ADP negotiations in Bonn
With less than 200 days to go until COP 21 in Paris (1-11 December), governments have just completed the first week of a two-week negotiation in Bonn to prepare a new comprehensive agreement to tackle climate change. With over 2,000 government representatives and 1,500 observers, conference rooms in the newly opened World Conference Centre have been crowded.
The aim of this meeting and two further week-long meetings (end-August and October) is to reduce the 90-page negotiating text created in February 2015 in Geneva to a shorter text from which Ministers can reach an agreement on the final Paris treaty. Progress during the first week has been slow.

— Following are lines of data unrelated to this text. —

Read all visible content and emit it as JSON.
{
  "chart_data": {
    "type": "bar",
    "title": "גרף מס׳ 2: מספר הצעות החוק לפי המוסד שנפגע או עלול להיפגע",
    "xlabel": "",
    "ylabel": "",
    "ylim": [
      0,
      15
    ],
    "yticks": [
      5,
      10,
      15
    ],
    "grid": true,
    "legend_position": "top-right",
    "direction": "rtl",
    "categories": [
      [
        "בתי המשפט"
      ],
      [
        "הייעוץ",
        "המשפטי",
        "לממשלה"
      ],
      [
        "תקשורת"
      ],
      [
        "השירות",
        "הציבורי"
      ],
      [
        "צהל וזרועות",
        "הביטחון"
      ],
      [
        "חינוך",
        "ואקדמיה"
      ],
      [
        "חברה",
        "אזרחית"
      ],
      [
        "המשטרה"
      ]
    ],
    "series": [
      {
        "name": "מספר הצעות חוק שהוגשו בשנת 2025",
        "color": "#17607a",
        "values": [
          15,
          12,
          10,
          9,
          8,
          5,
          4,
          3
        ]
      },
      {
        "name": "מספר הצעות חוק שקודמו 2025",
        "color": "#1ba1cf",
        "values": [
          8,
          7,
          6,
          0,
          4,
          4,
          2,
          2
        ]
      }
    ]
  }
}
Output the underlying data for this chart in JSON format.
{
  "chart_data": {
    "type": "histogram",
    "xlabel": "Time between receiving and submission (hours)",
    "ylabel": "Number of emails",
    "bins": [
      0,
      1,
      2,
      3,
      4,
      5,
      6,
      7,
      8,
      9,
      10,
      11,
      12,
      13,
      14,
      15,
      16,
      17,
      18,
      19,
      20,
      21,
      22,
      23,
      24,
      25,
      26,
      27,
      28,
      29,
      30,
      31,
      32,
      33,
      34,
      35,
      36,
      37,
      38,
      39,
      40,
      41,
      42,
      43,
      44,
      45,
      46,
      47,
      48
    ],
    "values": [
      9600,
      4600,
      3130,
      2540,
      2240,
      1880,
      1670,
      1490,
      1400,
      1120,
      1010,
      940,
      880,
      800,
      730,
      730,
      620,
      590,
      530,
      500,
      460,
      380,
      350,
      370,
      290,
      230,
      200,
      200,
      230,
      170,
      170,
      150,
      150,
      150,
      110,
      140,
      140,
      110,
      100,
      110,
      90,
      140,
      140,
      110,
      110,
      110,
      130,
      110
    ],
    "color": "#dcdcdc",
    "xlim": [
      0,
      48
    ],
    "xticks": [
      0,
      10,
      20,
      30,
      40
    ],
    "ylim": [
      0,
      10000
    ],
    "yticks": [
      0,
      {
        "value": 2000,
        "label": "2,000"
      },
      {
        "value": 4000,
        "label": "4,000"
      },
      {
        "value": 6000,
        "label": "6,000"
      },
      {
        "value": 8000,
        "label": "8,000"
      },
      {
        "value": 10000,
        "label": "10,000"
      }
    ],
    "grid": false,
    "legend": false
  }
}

Government delegates have been trying to consolidate existing paragraphs and options in the Geneva text as well as to remove duplications without deleting any concepts within the text. In a room full of people all of whom have instructions on how much ground that they can give on their own national positions, this is difficult.
After three days of intensive work with some sessions finishing as late as 9pm, only 5% of the text has been reduced. It is hard, however, to think of a better way to structure the work given the broad range of topics including: mitigation, adaptation, technology, finance, capacity building, transparency, cycles, plus preambular text and the legal form of the final treaty. A stocktaking meeting on Saturday will determine how to speed up progress. Many governments are lamenting the slow progress but they are also the cause.
The Subsidiary Bodies for implementation (SBI) and for Scientific and Technological Advice (SBSTA) are meeting in parallel alongside the ADP meeting. The former is carrying out a multilateral assessment on the national submissions of developed countries with firstly presentations of their emission reduction achievements and future plans followed by an open question and answer session during which other governments ask tough questions (for example, Germany being asked why their national reduction target is greater than that of the EU).
Among other topics, the SBI is dealing with the review of the Clean Development Mechanism (CDM), little progress is expected until after the Paris Agreement has been concluded. The CDM is especially important for African nations and has resulted in thousands of small and large emissions reduction projects.
The SBSTA is also working on many subjects. The one closest to business interests is the development of a new Market Mechanism for post-2020. The first four hours of discussion have made little progress primarily as it is difficult to agree upon how such a mechanism should work without knowing the structure of the long-term climate agreement in which it will fit.